FM Opera’s contribution to the coalition, titled “Dinner 4 3” regards a wealthy businessman and his trophy wife who are trapped in an unfulfilling marriage. They both resort to internet dating websites seeking extramarital partners and make dates to meet them, only to have their affairs not go quite as planned. They discover the underlying problem in their marriage and reach an understanding. The libretto (which is in English) was written by Deborah Brevoort, a Broadway playwright who is best known for her play The Women of Lockerbie, which has been produced all over the world. Along with a whole slew of awards to her name, she was commissioned to write a full-length comedy called The Drolls during the COVID-19 pandemic in addition to this project. The composer is Michael Ching, whose opera Speed Dating Tonight! (where he served as both composer and librettist) has had almost ninety productions since its 2013 premier, making it one of the most popular 21st century operas.

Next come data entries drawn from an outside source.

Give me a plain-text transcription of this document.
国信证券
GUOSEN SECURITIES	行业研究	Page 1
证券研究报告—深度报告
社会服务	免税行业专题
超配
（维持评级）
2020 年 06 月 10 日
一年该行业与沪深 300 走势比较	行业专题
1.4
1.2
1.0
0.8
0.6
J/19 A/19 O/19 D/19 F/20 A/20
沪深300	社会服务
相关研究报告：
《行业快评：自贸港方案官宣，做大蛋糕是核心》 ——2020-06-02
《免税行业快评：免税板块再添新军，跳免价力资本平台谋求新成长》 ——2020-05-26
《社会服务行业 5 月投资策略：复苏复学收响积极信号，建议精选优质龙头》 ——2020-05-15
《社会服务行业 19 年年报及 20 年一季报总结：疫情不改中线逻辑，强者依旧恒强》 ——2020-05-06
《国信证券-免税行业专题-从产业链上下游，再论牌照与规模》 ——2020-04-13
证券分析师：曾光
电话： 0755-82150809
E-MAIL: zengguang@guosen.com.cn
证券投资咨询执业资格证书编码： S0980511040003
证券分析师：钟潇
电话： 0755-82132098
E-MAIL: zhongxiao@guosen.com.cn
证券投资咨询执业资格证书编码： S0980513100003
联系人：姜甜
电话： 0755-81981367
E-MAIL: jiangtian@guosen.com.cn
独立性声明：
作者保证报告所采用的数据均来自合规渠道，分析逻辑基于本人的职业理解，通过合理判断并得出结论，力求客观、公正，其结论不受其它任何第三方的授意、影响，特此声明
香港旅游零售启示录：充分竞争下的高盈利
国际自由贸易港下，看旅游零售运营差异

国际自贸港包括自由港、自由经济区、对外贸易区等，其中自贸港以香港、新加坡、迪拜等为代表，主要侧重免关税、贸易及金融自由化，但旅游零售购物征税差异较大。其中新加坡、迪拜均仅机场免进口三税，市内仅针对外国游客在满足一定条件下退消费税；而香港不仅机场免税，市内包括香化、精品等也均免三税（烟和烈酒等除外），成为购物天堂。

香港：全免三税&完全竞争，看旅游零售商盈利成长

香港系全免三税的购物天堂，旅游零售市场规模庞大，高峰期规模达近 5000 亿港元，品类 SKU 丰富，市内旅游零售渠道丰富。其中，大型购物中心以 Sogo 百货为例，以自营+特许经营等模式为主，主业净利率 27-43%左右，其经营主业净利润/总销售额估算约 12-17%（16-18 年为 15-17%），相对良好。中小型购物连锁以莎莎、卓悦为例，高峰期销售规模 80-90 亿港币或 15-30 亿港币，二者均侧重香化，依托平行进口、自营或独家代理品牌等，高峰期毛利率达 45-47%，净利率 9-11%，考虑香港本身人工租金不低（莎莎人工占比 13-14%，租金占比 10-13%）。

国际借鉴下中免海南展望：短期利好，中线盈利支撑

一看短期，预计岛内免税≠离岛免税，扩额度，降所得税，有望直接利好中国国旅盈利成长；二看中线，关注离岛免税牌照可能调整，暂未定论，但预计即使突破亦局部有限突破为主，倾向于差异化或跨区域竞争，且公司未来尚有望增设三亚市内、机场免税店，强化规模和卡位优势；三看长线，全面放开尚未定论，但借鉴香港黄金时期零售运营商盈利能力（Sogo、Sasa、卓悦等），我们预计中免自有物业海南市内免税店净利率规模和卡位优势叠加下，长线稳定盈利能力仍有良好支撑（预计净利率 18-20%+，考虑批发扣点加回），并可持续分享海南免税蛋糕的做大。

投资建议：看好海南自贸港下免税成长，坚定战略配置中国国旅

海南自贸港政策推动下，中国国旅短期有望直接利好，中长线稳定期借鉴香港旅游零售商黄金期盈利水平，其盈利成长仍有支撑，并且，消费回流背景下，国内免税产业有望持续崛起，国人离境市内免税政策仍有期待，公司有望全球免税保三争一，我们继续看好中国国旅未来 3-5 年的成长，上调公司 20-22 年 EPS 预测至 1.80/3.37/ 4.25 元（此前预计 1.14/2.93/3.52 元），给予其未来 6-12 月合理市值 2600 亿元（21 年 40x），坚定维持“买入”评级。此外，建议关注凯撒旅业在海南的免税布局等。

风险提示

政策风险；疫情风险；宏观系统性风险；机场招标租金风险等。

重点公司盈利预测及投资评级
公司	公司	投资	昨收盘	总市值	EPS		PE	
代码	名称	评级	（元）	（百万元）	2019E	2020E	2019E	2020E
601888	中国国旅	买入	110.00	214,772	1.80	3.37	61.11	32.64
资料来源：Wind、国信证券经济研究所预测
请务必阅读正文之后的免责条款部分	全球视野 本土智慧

Even after this pandemic is behind us, Hamilton sees a lot of potential for this kind of production. “I could see this kind of collaboration project continuing well past the current situation. I think this is a great new avenue for us to connect with a larger audience – especially those who think opera is too hoity-toity and just about old stories and wouldn’t normally come to the theater. This kind of work really speaks to today with stories that are about our lives right now.”

In the meantime, this kind of outside-the-box thinking and utilization of digital technology helps provide us with an artistic outlet, even if the circumstances are a bit unusual.